By Paul Andrew, Group Manager & Data Architect at Avanade and Data Platform MVP

15/04/2021

The Azure logo, with a drawing of Bit the Raccoon looking up at it.

This open source code project delivers a simple metadata driven processing framework for Azure Data Factory and/or Azure Synapse Analytics (Intergate Pipelines). The framework is made possible by coupling the orchestration service with a SQL Database that houses execution batches, execution stages and pipeline metadata that is later called using an Azure Functions App. The execution batch, stage and worker pipeline structures allow; concurrent overall batch handling with inner stages of process dependencies executed in sequence. Then at the lowest level, all worker pipelines within a stage to be executed in parallel offering scaled out control flows where no inter-dependencies exist.
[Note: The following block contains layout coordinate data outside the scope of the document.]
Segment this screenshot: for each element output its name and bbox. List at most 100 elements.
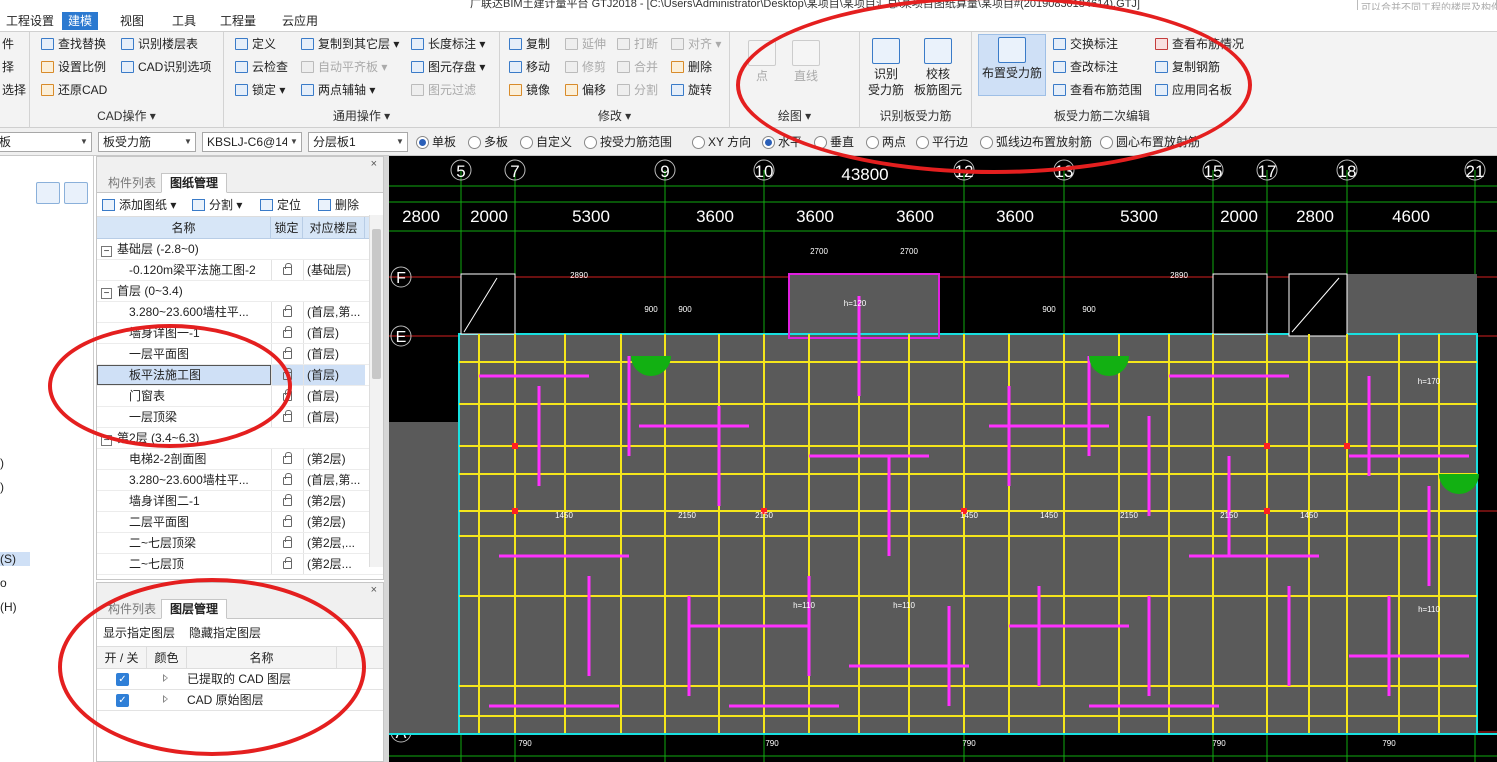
lock-icon[interactable] [283,410,292,422]
drawing-row[interactable]: 墙身详图一-1 (首层) [97,323,383,344]
left-strip-item[interactable]: ) [0,480,4,494]
drawing-row[interactable]: 一层顶梁 (首层) [97,407,383,428]
group-label-draw[interactable]: 绘图 ▾ [730,107,859,124]
group-label-cad[interactable]: CAD操作 ▾ [30,107,223,124]
swap-label-button[interactable]: 交换标注 [1052,34,1118,54]
collapse-icon[interactable]: − [101,246,112,257]
copy-rebar-button[interactable]: 复制钢筋 [1154,57,1220,77]
close-icon[interactable]: × [371,157,377,171]
lock-icon[interactable] [283,473,292,485]
column-header-name[interactable]: 名称 [97,217,271,239]
break-button[interactable]: 打断 [616,34,658,54]
column-header-lock[interactable]: 锁定 [271,217,303,239]
find-replace-button[interactable]: 查找替换 [40,34,106,54]
draw-line-button[interactable]: 直线 [788,38,824,84]
define-button[interactable]: 定义 [234,34,276,54]
lock-icon[interactable] [283,452,292,464]
radio-center-radial[interactable]: 圆心布置放射筋 [1098,134,1200,150]
vertical-scrollbar[interactable] [369,215,383,567]
expand-arrow-icon[interactable] [163,695,168,703]
drawing-row[interactable]: 墙身详图二-1 (第2层) [97,491,383,512]
place-rebar-button[interactable]: 布置受力筋 [978,34,1046,96]
ribbon-partial-1[interactable]: 件 [0,34,14,54]
menu-modeling[interactable]: 建模 [62,12,99,30]
lock-icon[interactable] [283,326,292,338]
locate-button[interactable]: 定位 [259,195,301,215]
trim-button[interactable]: 修剪 [564,57,606,77]
lock-icon[interactable] [283,515,292,527]
view-rebar-range-button[interactable]: 查看布筋范围 [1052,80,1142,100]
radio-horizontal[interactable]: 水平 [760,134,802,150]
lock-icon[interactable] [283,494,292,506]
draw-point-button[interactable]: 点 [744,38,780,84]
layer-row[interactable]: ✓ 已提取的 CAD 图层 [97,669,383,690]
drawing-row[interactable]: -0.120m梁平法施工图-2 (基础层) [97,260,383,281]
expand-arrow-icon[interactable] [163,674,168,682]
menu-quantity[interactable]: 工程量 [214,12,262,30]
lock-button[interactable]: 锁定 ▾ [234,80,285,100]
drawing-row[interactable]: 二~七层顶梁 (第2层,... [97,533,383,554]
tab-component-list[interactable]: 构件列表 [99,173,165,193]
left-strip-item[interactable]: o [0,576,7,590]
cad-drawing[interactable]: 57910121315171821FEDA4380028002000530036… [389,156,1497,762]
list-view-icon[interactable] [36,182,60,204]
ribbon-partial-3[interactable]: 选择 [0,80,26,100]
restore-cad-button[interactable]: 还原CAD [40,80,107,100]
radio-custom[interactable]: 自定义 [518,134,572,150]
rotate-button[interactable]: 旋转 [670,80,712,100]
left-strip-item[interactable]: (H) [0,600,17,614]
tab-drawing-management[interactable]: 图纸管理 [161,173,228,193]
element-type-combo[interactable]: 板 ▼ [0,132,92,152]
checkbox-icon[interactable]: ✓ [116,694,129,707]
view-rebar-status-button[interactable]: 查看布筋情况 [1154,34,1244,54]
drawing-row[interactable]: 板平法施工图 (首层) [97,365,383,386]
show-layer-button[interactable]: 显示指定图层 [101,623,175,643]
menu-view[interactable]: 视图 [114,12,150,30]
lock-icon[interactable] [283,368,292,380]
drawing-row[interactable]: 一层平面图 (首层) [97,344,383,365]
drawing-row[interactable]: 二层平面图 (第2层) [97,512,383,533]
element-filter-button[interactable]: 图元过滤 [410,80,476,100]
save-element-button[interactable]: 图元存盘 ▾ [410,57,485,77]
edit-label-button[interactable]: 查改标注 [1052,57,1118,77]
identify-rebar-button[interactable]: 识别 受力筋 [864,36,908,98]
lock-icon[interactable] [283,263,292,275]
cad-canvas[interactable]: 57910121315171821FEDA4380028002000530036… [389,156,1497,762]
identify-floor-table-button[interactable]: 识别楼层表 [120,34,198,54]
radio-vertical[interactable]: 垂直 [812,134,854,150]
length-dim-button[interactable]: 长度标注 ▾ [410,34,485,54]
column-header-color[interactable]: 颜色 [147,647,187,669]
menu-cloud[interactable]: 云应用 [276,12,324,30]
radio-parallel-edge[interactable]: 平行边 [914,134,968,150]
tab-layer-management[interactable]: 图层管理 [161,599,228,619]
floor-group-row[interactable]: − 第2层 (3.4~6.3) [97,428,383,449]
left-strip-item[interactable]: (S) [0,552,30,566]
checkbox-icon[interactable]: ✓ [116,673,129,686]
layer-combo[interactable]: 分层板1 ▼ [308,132,408,152]
cloud-check-button[interactable]: 云检查 [234,57,288,77]
split-button[interactable]: 分割 [616,80,658,100]
menu-project-settings[interactable]: 工程设置 [0,12,60,30]
rebar-name-combo[interactable]: KBSLJ-C6@140 ▼ [202,132,302,152]
floor-group-row[interactable]: − 首层 (0~3.4) [97,281,383,302]
group-label-general[interactable]: 通用操作 ▾ [224,107,499,124]
lock-icon[interactable] [283,347,292,359]
extend-button[interactable]: 延伸 [564,34,606,54]
drawing-row[interactable]: 3.280~23.600墙柱平... (首层,第... [97,470,383,491]
apply-same-slab-button[interactable]: 应用同名板 [1154,80,1232,100]
close-icon[interactable]: × [371,583,377,597]
radio-arc-radial[interactable]: 弧线边布置放射筋 [978,134,1092,150]
drawing-row[interactable]: 3.280~23.600墙柱平... (首层,第... [97,302,383,323]
layer-row[interactable]: ✓ CAD 原始图层 [97,690,383,711]
lock-icon[interactable] [283,536,292,548]
element-category-combo[interactable]: 板受力筋 ▼ [98,132,196,152]
menu-tools[interactable]: 工具 [166,12,202,30]
collapse-icon[interactable]: − [101,435,112,446]
lock-icon[interactable] [283,305,292,317]
radio-single-slab[interactable]: 单板 [414,134,456,150]
delete-button[interactable]: 删除 [670,57,712,77]
split-drawing-button[interactable]: 分割 ▾ [191,195,242,215]
drawing-row[interactable]: 二~七层顶 (第2层... [97,554,383,575]
two-point-axis-button[interactable]: 两点辅轴 ▾ [300,80,375,100]
group-label-modify[interactable]: 修改 ▾ [500,107,729,124]
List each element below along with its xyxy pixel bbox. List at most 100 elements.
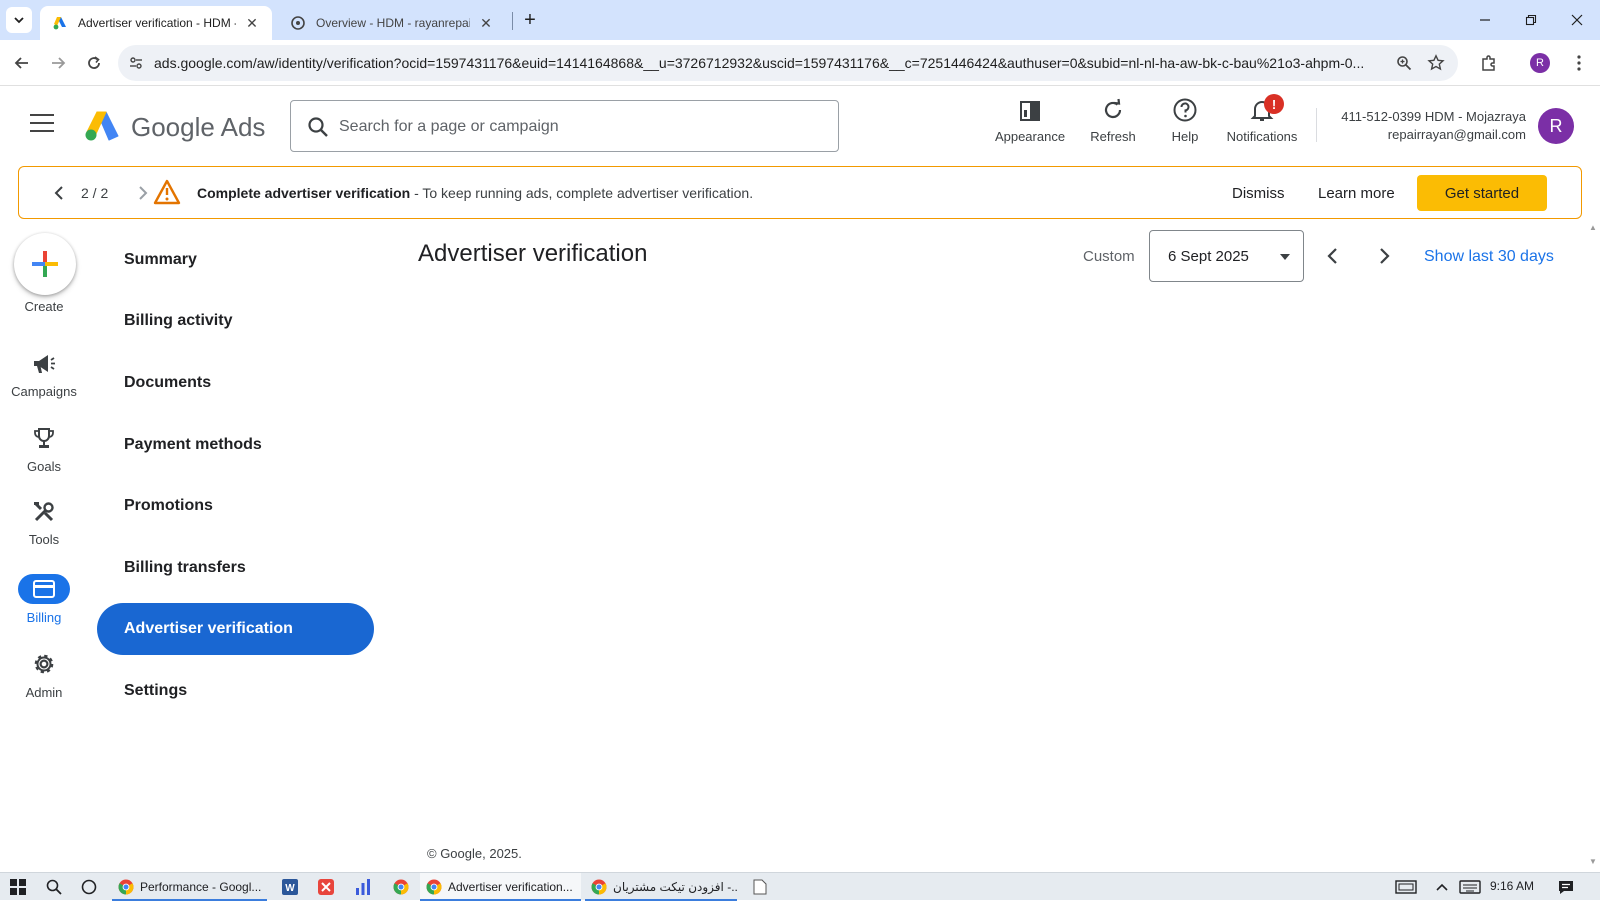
account-avatar[interactable]: R — [1538, 108, 1574, 144]
banner-message: Complete advertiser verification - To ke… — [197, 185, 753, 201]
address-bar[interactable]: ads.google.com/aw/identity/verification?… — [118, 45, 1458, 81]
appearance-label: Appearance — [994, 129, 1066, 144]
banner-page-count: 2 / 2 — [81, 185, 109, 201]
keyboard-layout-icon[interactable] — [1394, 877, 1418, 897]
subnav-billing-activity[interactable]: Billing activity — [97, 295, 374, 347]
snip-tool-icon[interactable] — [316, 877, 336, 897]
subnav-payment-methods[interactable]: Payment methods — [97, 419, 374, 471]
ads-header: Google Ads Appearance Refresh Help ! Not… — [0, 86, 1600, 164]
chrome-pinned-icon[interactable] — [391, 877, 411, 897]
chart-app-icon[interactable] — [353, 877, 373, 897]
megaphone-icon[interactable] — [28, 350, 60, 378]
main-menu-button[interactable] — [30, 114, 54, 134]
extensions-puzzle-icon[interactable] — [1478, 52, 1500, 74]
action-center-icon[interactable] — [1556, 877, 1576, 897]
browser-menu-icon[interactable] — [1572, 52, 1586, 74]
svg-text:W: W — [285, 883, 295, 894]
refresh-label: Refresh — [1090, 129, 1136, 144]
banner-next-button[interactable] — [133, 181, 153, 205]
tab-search-button[interactable] — [6, 7, 32, 33]
billing-nav-button[interactable] — [18, 574, 70, 604]
learn-more-link[interactable]: Learn more — [1318, 185, 1395, 202]
billing-label[interactable]: Billing — [0, 610, 88, 625]
campaigns-label[interactable]: Campaigns — [0, 384, 88, 399]
help-label: Help — [1171, 129, 1199, 144]
search-input[interactable] — [339, 113, 819, 141]
google-ads-favicon-icon — [53, 17, 66, 30]
chevron-down-icon — [14, 17, 24, 24]
windows-start-icon[interactable] — [8, 877, 28, 897]
banner-title: Complete advertiser verification — [197, 185, 411, 201]
subnav-advertiser-verification[interactable]: Advertiser verification — [97, 603, 374, 655]
close-icon — [1571, 14, 1583, 26]
appearance-button[interactable]: Appearance — [989, 96, 1071, 152]
browser-tab-active[interactable]: Advertiser verification - HDM - ✕ — [40, 6, 272, 40]
close-tab-icon[interactable]: ✕ — [478, 15, 494, 31]
chrome-icon — [118, 879, 134, 895]
tools-icon[interactable] — [28, 498, 60, 526]
zoom-icon[interactable] — [1394, 53, 1414, 73]
task-view-icon[interactable] — [79, 877, 99, 897]
tray-expand-icon[interactable] — [1432, 877, 1452, 897]
back-button[interactable] — [9, 50, 35, 76]
subnav-billing-transfers[interactable]: Billing transfers — [97, 542, 374, 594]
date-previous-button[interactable] — [1319, 243, 1345, 269]
taskbar-app-chrome-active[interactable]: Advertiser verification... — [420, 873, 581, 901]
notifications-label: Notifications — [1226, 129, 1298, 144]
system-clock[interactable]: 9:16 AM — [1490, 879, 1534, 893]
browser-profile-avatar[interactable]: R — [1530, 53, 1550, 73]
date-next-button[interactable] — [1372, 243, 1398, 269]
minimize-icon — [1480, 19, 1490, 21]
site-info-icon[interactable] — [126, 53, 146, 73]
restore-button[interactable] — [1516, 8, 1546, 32]
get-started-button[interactable]: Get started — [1417, 175, 1547, 211]
chevron-right-icon — [1380, 248, 1390, 264]
browser-tab[interactable]: Overview - HDM - rayanrepair ✕ — [278, 6, 506, 40]
refresh-button[interactable]: Refresh — [1081, 96, 1145, 152]
create-button[interactable] — [14, 233, 76, 295]
close-tab-icon[interactable]: ✕ — [244, 15, 260, 31]
new-tab-button[interactable]: + — [518, 8, 542, 32]
windows-taskbar: Performance - Googl... W Advertiser veri… — [0, 872, 1600, 901]
restore-icon — [1525, 14, 1537, 26]
trophy-icon[interactable] — [28, 424, 60, 452]
show-last-30-days-link[interactable]: Show last 30 days — [1424, 248, 1554, 266]
chevron-left-icon — [1327, 248, 1337, 264]
gear-icon[interactable] — [28, 650, 60, 678]
taskbar-app-title: Performance - Googl... — [140, 880, 262, 894]
browser-toolbar: ads.google.com/aw/identity/verification?… — [0, 40, 1600, 86]
subnav-documents[interactable]: Documents — [97, 357, 374, 409]
minimize-button[interactable] — [1470, 8, 1500, 32]
word-icon[interactable]: W — [280, 877, 300, 897]
header-divider — [1316, 108, 1317, 142]
reload-button[interactable] — [81, 50, 107, 76]
account-info[interactable]: 411-512-0399 HDM - Mojazraya repairrayan… — [1320, 108, 1526, 144]
plus-icon — [32, 251, 58, 277]
subnav-settings[interactable]: Settings — [97, 665, 374, 717]
notepad-icon[interactable] — [750, 877, 770, 897]
notifications-button[interactable]: ! Notifications — [1214, 94, 1310, 152]
help-button[interactable]: Help — [1160, 96, 1210, 152]
close-window-button[interactable] — [1562, 8, 1592, 32]
dismiss-button[interactable]: Dismiss — [1232, 185, 1285, 202]
scroll-up-arrow[interactable]: ▲ — [1588, 224, 1598, 232]
google-ads-logo — [85, 111, 119, 141]
bookmark-star-icon[interactable] — [1426, 53, 1446, 73]
banner-previous-button[interactable] — [49, 181, 69, 205]
admin-label[interactable]: Admin — [0, 685, 88, 700]
tools-label[interactable]: Tools — [0, 532, 88, 547]
subnav-promotions[interactable]: Promotions — [97, 480, 374, 532]
date-range-select[interactable]: 6 Sept 2025 — [1149, 230, 1304, 282]
chrome-icon — [426, 879, 442, 895]
taskbar-app-chrome-rtl[interactable]: افزودن تیکت مشتریان -... — [585, 873, 737, 901]
search-box[interactable] — [290, 100, 839, 152]
touch-keyboard-icon[interactable] — [1458, 877, 1482, 897]
forward-button[interactable] — [45, 50, 71, 76]
date-range-type-label: Custom — [1083, 248, 1135, 265]
scroll-down-arrow[interactable]: ▼ — [1588, 858, 1598, 866]
taskbar-app-chrome[interactable]: Performance - Googl... — [112, 873, 267, 901]
goals-label[interactable]: Goals — [0, 459, 88, 474]
chevron-left-icon — [54, 186, 63, 200]
subnav-summary[interactable]: Summary — [97, 234, 374, 286]
taskbar-search-icon[interactable] — [44, 877, 64, 897]
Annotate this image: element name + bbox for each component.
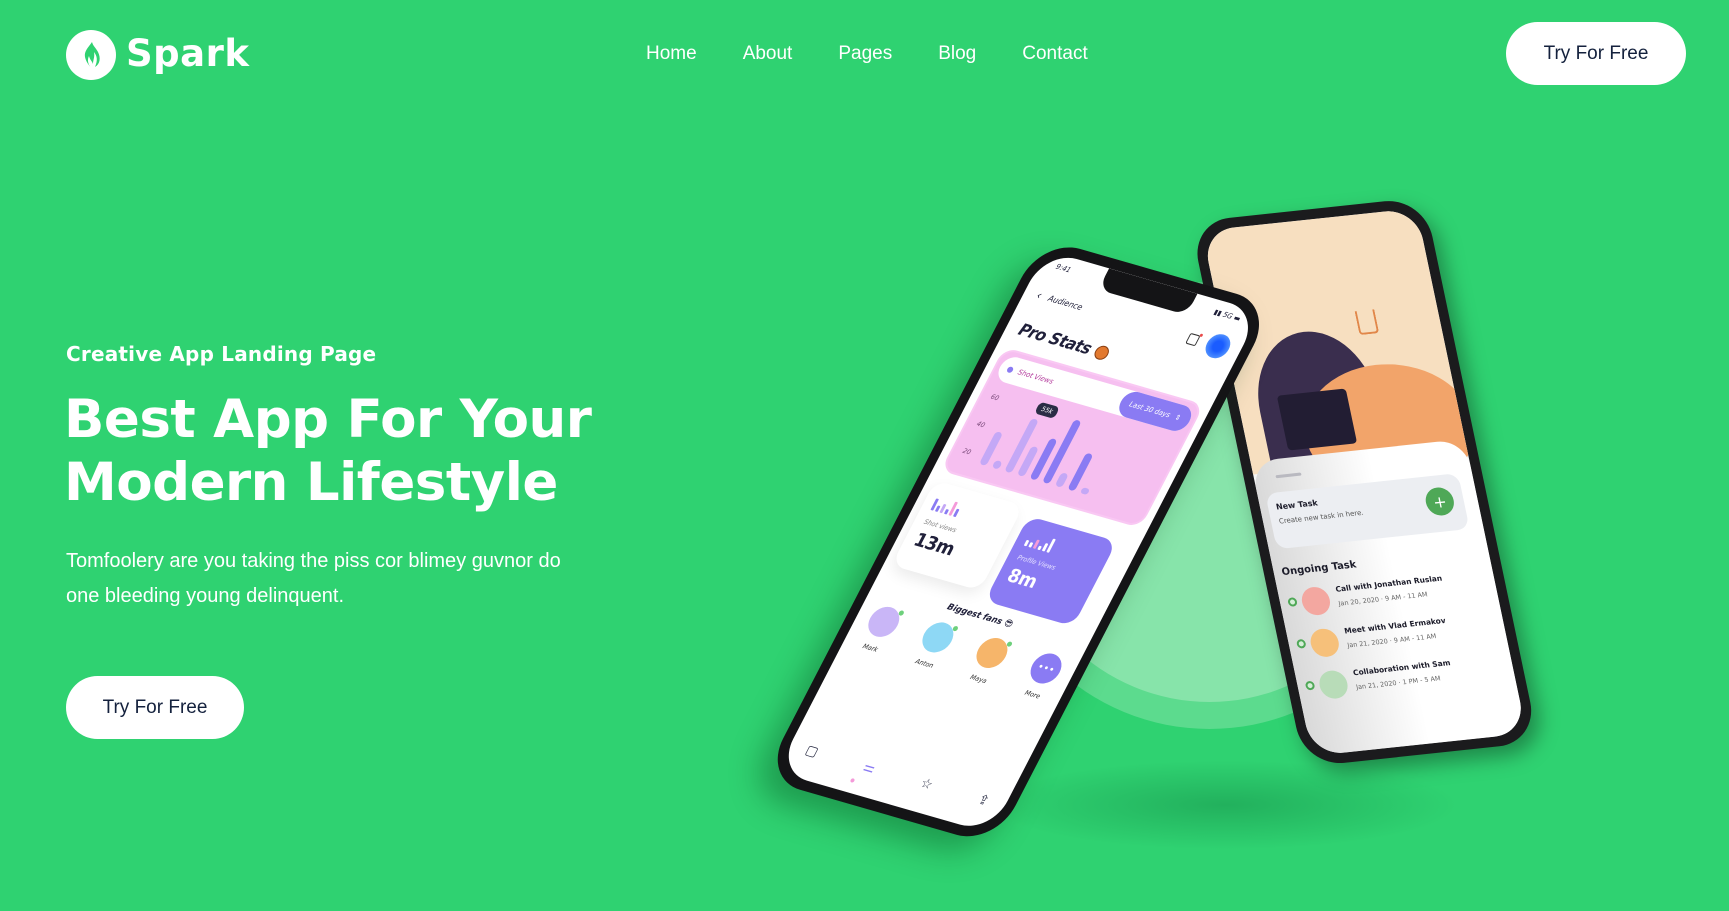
y-tick: 40: [975, 419, 987, 430]
y-tick: 20: [961, 446, 973, 457]
nav-contact[interactable]: Contact: [1022, 41, 1087, 67]
more-icon: •••: [1025, 650, 1068, 687]
updown-chevron-icon: ⇕: [1173, 413, 1183, 423]
active-tab-indicator: [849, 777, 856, 783]
star-icon[interactable]: ☆: [917, 776, 935, 794]
illustration-laptop: [1276, 388, 1358, 451]
fan-avatar: [862, 603, 905, 641]
legend-dot: [1005, 366, 1015, 374]
task-time: Jan 21, 2020 · 1 PM - 5 AM: [1355, 674, 1442, 692]
new-task-card[interactable]: New Task Create new task in here. +: [1265, 473, 1470, 550]
task-avatar: [1308, 627, 1342, 659]
nav-about[interactable]: About: [743, 41, 793, 67]
flame-icon: [66, 30, 116, 80]
fan-name: More: [1023, 688, 1042, 701]
main-nav: Home About Pages Blog Contact: [646, 41, 1088, 67]
fan-name: Anton: [913, 657, 936, 670]
illustration-plant: [1354, 309, 1380, 336]
task-hours: 9 AM - 11 AM: [1384, 590, 1429, 603]
basketball-icon: [1092, 343, 1113, 361]
page-title-text: Pro Stats: [1015, 319, 1096, 359]
headline-line-1: Best App For Your: [64, 389, 592, 450]
brand-logo[interactable]: Spark: [66, 30, 249, 80]
fan-item[interactable]: Mark: [855, 603, 905, 656]
fan-item[interactable]: Anton: [909, 619, 959, 671]
sheet-handle[interactable]: [1275, 472, 1302, 479]
brand-name: Spark: [126, 32, 250, 75]
chevron-left-icon[interactable]: ‹: [1034, 288, 1044, 302]
fans-list: Mark Anton Maya ••• More: [855, 603, 1068, 703]
share-icon[interactable]: ⇪: [975, 792, 992, 809]
task-item[interactable]: Collaboration with Sam Jan 21, 2020 · 1 …: [1303, 653, 1502, 701]
status-time: 9:41: [1054, 262, 1073, 275]
nav-pages[interactable]: Pages: [838, 41, 892, 67]
task-avatar: [1299, 585, 1333, 617]
fan-item[interactable]: Maya: [963, 634, 1013, 687]
y-tick: 60: [989, 392, 1001, 403]
range-label: Last 30 days: [1127, 400, 1172, 420]
nav-home[interactable]: Home: [646, 41, 697, 67]
header-try-free-button[interactable]: Try For Free: [1506, 22, 1686, 85]
task-hours: 1 PM - 5 AM: [1401, 674, 1442, 687]
chart-bar: [1079, 487, 1091, 496]
hero-lead: Tomfoolery are you taking the piss cor b…: [66, 550, 561, 607]
task-item[interactable]: Call with Jonathan Ruslan Jan 20, 2020 ·…: [1285, 570, 1484, 618]
notes-icon[interactable]: ▢: [802, 743, 821, 761]
hero-eyebrow: Creative App Landing Page: [66, 342, 377, 366]
task-date: Jan 21, 2020: [1346, 637, 1389, 650]
fan-avatar: [916, 619, 959, 656]
task-item[interactable]: Meet with Vlad Ermakov Jan 21, 2020 · 9 …: [1294, 611, 1493, 659]
task-date: Jan 20, 2020: [1337, 595, 1380, 608]
chart-bar: [991, 459, 1003, 470]
nav-blog[interactable]: Blog: [938, 41, 976, 67]
hero-headline: Best App For Your Modern Lifestyle: [64, 388, 592, 514]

The framework is designed to integrate with any existing set of modular processing pipelines by making the lowest level executor a stand alone worker pipeline that is wrapped in a higher level of controlled (sequential) dependencies. This level of abstraction means operationally nothing about the monitoring of the orchestration processes is hidden in multiple levels of dynamic activity calls. Instead, everything from the processing pipeline doing the work (the Worker) can be inspected using out-of-the-box Azure monitoring features.

This framework can also be used in any Azure Tenant and allows the creation of complex control flows across multiple orchestration resources and even across Azure Tenant/Subscriptions by connecting Service Principal details through metadata to targeted Tenants > Subscriptions > Resource Groups > Orchestration Services and Pipelines, this offers granular administration over any data processing components in a given environment from a single point of easily controlled metadata.

Why use procfwk?

To answer the question of why use a metadata driven framework, please see the following YouTube video:

Framework Capabilities

Below is a simplified list of profrwk’s capabilities – be sure to check out the framework’s contents page for a full explanation of each capability and how they can be used:

Interchangeable orchestration services.
- Azure Data Factory
- Azure Synapse Analytics (Intergate Pipelines)
Granular metadata control.
Metadata integrity checking.
Global properties.
Complete pipeline dependency chains.
Batch executions (hourly/daily/monthly).
Execution restart-ability.
Parallel pipeline execution.
Full execution and error logs.
Operational dashboards.
Low cost orchestration.
Disconnection between framework and Worker pipelines.
Cross Tenant/Subscription/orchestrator control flows.
Pipeline parameter support.
Simple troubleshooting.
Easy deployment.
Email alerting.
Automated testing.
Azure Key Vault integration.
Is pipeline already running checks.

Complete Orchestrator Activity Chain

The following offers a view of all pipeline activities at every level within the processing framework if flattened out onto a single canvas. This applies regardless of the orchestrator type.

A view of all pipeline activities at every level within the processing framework if flattened out onto a single canvas. This applies regardless of the orchestrator type.

How to Deploy

For details on how to deploy the processing framework to your Azure Tenant see Deploying ProcFwk, which covers the basic steps you’ll need to take. Currently these steps assume a new deployment is being done, rather than an upgrade from a previous version of the framework. In addition, a reasonable working knowledge of using the Microsoft Azure platform is assumed when completing these action points.